I remember the lavish, freeing sensation I got about two months into college when I realized that nobody knew who I was.  I had spent my last year of high school carrying a ridiculous burden of reputation and gossip.  Every person I encountered there had some distinct preconceived notion of who I was, and it was always tricky to tiptoe through it and attempt to improve or maintain any inclination to think well of me.

And as absolutely nobody followed me from my high school into my college experience, I got to start over.  It was my first encounter with the concept of "personal branding."  I am not generally one to worry about my reputation without worrying more about the substance and integrity behind that reputation, but I can admit that they are both on my radar.  I always prefer that people associate me with happy and safe thoughts.  If I can control it (which I usually can't) then I want people to think of me as trustworthy, compassionate, thoughtful, thorough, creative, and nurturing.  And if I'm being honest then I also prefer that people associate me with good food and well-thought-out gifts.

@ hsf's


( Me with two awesome ladies whom I suspect will totally understand what I mean, even if they also think I'm silly.)

 And so each time we move and "start over," this is the personal brand that I set out to establish.  I inevitably fail, but hopefully the overall themes are similar to those intended.

Somehow, this go-round, I am failing more than usual.  My best attempts at creating and sharing good food have been especially ill-fated.  Either entropy sneaks into my kitchen, or I manage to misgauge my audience so as to produce a perfect version of their least favorite food.

Which is all a very round-about way of mentioning that one of my favorite soups fared rather poorly at the ward soup-and-chili cook-off tonight.
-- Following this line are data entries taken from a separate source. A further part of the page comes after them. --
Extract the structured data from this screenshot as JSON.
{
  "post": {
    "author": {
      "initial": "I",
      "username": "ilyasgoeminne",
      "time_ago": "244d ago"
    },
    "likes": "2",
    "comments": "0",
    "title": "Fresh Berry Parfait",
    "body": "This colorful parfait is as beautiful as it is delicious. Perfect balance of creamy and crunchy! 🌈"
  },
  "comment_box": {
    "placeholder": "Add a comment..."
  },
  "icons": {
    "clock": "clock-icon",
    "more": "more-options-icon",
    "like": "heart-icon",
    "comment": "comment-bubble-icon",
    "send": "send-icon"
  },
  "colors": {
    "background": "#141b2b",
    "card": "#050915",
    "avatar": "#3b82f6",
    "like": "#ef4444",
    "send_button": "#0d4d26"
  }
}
Not only was it not awarded any honorable mentions, but worse I brought back home more soup than I would have liked.  I am silly for caring, and I know that.  And so I am writing this to confront myself and shake it off.  But I would really like, someday, to have established an effective enough personal brand that people want to eat something just because I made it.  I want to be perfectly worthy of such a reputation, but watching people look forward to my food and my gifts is my favorite sort of compliment.   It's a compliment that I still need to work to be eligible to fully earn, but reaching that point is awfully high on my list of things to do-and-be.

So, apart from thinking I'm crazy or vain, or both, what sort of a personal brand are you working to create? What do you want to be known for?  Remembered for?  Missed for?  Do tell.